In this web-only diary, Neena breaks away from the politicians and the soundbites to take an alternative look at the polls, and to find out what's really happening on the ground.
If it hadn’t been for Jayalalitha’s Special Protection Group (SPG), I would have been trampled to death.
All the way down from the helipad, high among the tea-gardens in the hill city of Ootacamund – Ooty for short but it also has an Indian name now Udhyagamangalam – there were people gathering on both sides of the narrow street. But they were a largely urban bunch, who had come to see and not touch.
When we got to the central square, it was different.
There was complete mayhem. The people there, who could not have been residents of Ooty wanted to see AND touch. This slogan shouting, dhoti-clad brigade with the air of a rent-a-crowd relentlessly pushed their way through the cordon set up by the SPG while the local police decided they would pick on journalists like me.
A Manish something or the other grabbed me by the shoulder and pushed me hard. I stood my ground saying I was scheduled to interview the Tamil Nadu Chief Minister straight after her speech, and searched in a suddenly cavernous hand bag for my elusive cellphone, desperately dialling the Superintendent of Police in the Tamil Nadu Chief Minister’s security detail.
This Manish said "Where’s your permit, if you don’t have one, you have no right to expect the privileges of those who do.”
The biting sarcasm apart, he tried to give me another shove into the crowd that had suddenly gone completely berserk at the sight of their beloved leader. Two women constables appeared from nowhere trying to shepherd me into that vast yawning maw of faces.
Thankfully, the Deputy SP finally came to my rescue.
He took me to the side of Jayalalitha’s van from where she was giving a speech, and then when the crowd had inched its way to that spot and pushed and shoved me and some others some more, he took me to the other side of her van.
Phew! My arm still hurts. But talk about a knight in shining khakhi!
More police stories
When we first arrived at the helipad, Ooty’s police signalled us to stop. So I let drop that we’ve been told to be here by the state’s top cop. All true of course. And it works like magic because to top that up I call him and the overloud conversation convinces the posse that we are bona fide members of the fourth estate, even if it is from another time and another place. I am getting really good at this, I tell myself as we are waved in through the gates.

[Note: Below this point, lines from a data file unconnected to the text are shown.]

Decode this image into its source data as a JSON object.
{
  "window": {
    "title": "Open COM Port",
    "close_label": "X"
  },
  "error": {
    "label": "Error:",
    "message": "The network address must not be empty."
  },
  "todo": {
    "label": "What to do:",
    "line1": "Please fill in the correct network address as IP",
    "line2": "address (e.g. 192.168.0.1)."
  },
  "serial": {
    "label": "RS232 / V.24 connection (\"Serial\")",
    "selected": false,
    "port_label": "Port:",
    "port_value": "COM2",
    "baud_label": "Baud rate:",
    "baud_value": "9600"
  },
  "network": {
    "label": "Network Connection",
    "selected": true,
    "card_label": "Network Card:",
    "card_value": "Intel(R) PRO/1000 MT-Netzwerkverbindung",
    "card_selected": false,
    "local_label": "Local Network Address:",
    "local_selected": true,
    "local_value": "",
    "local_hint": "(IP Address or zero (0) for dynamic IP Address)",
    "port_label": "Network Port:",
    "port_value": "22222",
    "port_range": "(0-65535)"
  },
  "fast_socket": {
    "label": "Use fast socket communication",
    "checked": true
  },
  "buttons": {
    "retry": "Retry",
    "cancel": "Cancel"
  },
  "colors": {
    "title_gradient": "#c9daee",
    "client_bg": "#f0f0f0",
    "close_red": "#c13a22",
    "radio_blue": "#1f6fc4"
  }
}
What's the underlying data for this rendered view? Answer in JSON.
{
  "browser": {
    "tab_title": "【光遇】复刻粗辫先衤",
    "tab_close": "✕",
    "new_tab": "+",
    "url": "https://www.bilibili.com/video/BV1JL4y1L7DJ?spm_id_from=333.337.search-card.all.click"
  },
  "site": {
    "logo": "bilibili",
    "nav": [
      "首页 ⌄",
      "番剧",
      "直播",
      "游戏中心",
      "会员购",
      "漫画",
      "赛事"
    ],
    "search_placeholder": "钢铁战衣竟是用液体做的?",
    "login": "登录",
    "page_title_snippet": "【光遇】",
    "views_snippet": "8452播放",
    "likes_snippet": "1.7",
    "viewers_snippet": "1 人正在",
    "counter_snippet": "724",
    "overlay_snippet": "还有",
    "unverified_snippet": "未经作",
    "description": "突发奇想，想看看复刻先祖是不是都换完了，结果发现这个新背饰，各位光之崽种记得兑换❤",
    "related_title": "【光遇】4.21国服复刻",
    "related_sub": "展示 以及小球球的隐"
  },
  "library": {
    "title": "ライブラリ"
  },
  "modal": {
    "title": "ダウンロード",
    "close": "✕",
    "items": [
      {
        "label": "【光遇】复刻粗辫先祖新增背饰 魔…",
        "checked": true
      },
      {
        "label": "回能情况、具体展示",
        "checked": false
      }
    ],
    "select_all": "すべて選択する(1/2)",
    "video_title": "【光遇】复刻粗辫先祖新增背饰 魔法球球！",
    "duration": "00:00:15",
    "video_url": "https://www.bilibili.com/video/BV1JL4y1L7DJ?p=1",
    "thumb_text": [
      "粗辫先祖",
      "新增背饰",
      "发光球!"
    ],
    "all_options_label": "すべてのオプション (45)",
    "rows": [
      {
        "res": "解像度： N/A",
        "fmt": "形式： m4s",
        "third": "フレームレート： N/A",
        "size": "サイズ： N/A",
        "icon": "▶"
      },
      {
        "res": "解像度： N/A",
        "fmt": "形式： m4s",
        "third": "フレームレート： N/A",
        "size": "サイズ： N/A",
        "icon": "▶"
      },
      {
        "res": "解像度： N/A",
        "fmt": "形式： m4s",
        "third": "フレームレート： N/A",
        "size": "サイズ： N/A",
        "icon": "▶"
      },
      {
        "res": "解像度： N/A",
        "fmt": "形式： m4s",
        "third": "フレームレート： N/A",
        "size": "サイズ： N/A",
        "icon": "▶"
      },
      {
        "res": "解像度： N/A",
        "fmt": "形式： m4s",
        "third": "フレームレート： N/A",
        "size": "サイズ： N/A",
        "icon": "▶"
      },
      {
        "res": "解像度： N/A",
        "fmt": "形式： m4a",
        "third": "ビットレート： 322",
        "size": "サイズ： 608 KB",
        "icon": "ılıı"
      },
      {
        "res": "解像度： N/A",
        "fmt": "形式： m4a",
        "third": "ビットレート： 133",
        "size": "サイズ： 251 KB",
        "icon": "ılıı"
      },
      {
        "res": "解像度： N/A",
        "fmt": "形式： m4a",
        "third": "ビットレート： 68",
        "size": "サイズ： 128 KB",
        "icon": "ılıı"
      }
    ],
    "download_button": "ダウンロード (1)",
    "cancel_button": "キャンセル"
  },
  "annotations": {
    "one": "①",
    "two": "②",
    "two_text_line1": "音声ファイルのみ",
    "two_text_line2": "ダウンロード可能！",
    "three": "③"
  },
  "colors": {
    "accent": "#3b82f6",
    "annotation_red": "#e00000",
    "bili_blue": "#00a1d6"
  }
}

The tea gardens stretch for miles in the distance. The four-hour drive from Coimbatore was through the spectacular Niligiris, and an incredibly beautiful bio-reserve. The flora and the fauna are fabulous.
There were monkeys, and splashes of cassia and flame of the forest, but mostly my favourite, the jacaranda tree in full bloom.
The town itself only has a hint of its British antecedents. The British appropriated it for their own when they ruled India because of its cool weather.
It’s less than 22 degrees Centigrade in the shade and there’s a definite nip in the air. But Chandran, the smart young officer in charge, says he’s hot. Err…
The real thing
While the elephantine Jayalalitha flew by helicopter from Gudalur to Ooty to Coonoor and back to Coimbatore, giving her fans only glimpses of her vast girth, we saw the real thing.
Driving through the dense forests that run on both sides of the Mettupalyam-Kotagiri road and a favourite playground of the slain brigand Veerappan, we saw the rotund behind of one very large elephant, the animal variety, peering from a clearing by the road.
To Gulf News photographer Kiran Prasad’s utter disappointment, the lady and her young ‘un ducked into the shrubbery, leaving only the swaying trees as evidence that she was there, and determined to continue with her binge.
We waited of course to see if she would emerge and cross back across the road the way she had come. But after many sibilant whispers and whistles, she came up, trumpeted angrily, made as if she would charge and then turned heel and backed into the dense greenery.
But then as if the gods were making recompense a peacock decided to show us he could dance, and a spotted deer crashed through the jungle and made my day.